Back in 2000/2001, when seven of my books were released within a two-year period, I prepared a lot of promotional/marketing material. Too much, actually, but at the time I managed a prepress company and, though connections, had access to deeply discounted printing. I made folders and posters and postcards and bookmarks. I also created a series of business card-sized promotional pieces for each of five of the books.
Alas, much of that stuff remains in my office.
My mailbox is filled nearly every day with junk mail I neither request nor desire. Much of it contains postage paid returned envelopes. Until recently, I just threw the junk mail away.
About a month ago, I started doing something different. Before discarding the junk mail, I remove the postage paid envelopes. Once each week, I stuff two business card-sized promotional pieces into each envelope and drop the envelopes in the mail.

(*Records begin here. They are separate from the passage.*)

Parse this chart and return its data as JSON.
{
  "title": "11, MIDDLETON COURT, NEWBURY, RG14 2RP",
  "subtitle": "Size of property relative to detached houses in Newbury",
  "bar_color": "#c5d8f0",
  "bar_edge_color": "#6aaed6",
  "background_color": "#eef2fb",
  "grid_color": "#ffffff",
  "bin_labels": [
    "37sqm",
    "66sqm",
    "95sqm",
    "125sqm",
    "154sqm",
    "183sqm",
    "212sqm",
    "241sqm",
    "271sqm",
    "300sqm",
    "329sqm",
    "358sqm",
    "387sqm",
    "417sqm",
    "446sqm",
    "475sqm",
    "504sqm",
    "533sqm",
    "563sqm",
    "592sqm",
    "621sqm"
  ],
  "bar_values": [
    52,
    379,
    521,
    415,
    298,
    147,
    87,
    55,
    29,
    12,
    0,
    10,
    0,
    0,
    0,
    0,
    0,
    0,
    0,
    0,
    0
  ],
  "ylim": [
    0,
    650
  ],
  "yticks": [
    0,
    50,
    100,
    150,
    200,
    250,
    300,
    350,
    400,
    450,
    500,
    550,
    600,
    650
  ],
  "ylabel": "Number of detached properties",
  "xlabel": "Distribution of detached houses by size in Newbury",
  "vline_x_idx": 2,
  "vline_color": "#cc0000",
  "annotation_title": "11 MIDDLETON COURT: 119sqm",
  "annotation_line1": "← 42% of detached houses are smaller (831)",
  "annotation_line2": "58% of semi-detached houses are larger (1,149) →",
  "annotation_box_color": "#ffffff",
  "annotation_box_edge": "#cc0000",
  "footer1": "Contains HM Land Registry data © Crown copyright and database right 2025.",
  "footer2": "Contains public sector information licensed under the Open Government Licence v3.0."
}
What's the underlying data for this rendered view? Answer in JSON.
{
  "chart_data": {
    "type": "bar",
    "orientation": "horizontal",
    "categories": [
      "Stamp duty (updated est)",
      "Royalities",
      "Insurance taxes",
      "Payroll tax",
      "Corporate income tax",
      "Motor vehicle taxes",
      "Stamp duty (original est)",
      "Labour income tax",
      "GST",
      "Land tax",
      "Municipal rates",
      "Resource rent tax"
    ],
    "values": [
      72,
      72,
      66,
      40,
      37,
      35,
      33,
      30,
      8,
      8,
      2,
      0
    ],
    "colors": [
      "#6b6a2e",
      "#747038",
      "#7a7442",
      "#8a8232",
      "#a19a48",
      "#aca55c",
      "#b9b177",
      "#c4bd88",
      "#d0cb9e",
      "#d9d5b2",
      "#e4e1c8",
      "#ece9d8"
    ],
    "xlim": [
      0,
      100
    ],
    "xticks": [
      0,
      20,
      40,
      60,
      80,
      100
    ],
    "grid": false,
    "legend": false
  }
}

There is an infinitesimally small chance that someone on the receiving end will do anything more than throw the cards away. On the other hand:
a) I slowly reduce the pile of otherwise unusable promotional material in my office without the heartbreak of actually throwing it away.
b) I produce a small, but steady, flow of business for the USPS, an organization that has faithfully delivered my manuscripts to editors in good times and bad.
c) I make companies that waste my time with junk mail spend a few fractions of a cent, thereby "sticking it to the man" in my own subtle way.
d) I just might sell a book, and that would be one sale I never would have had otherwise.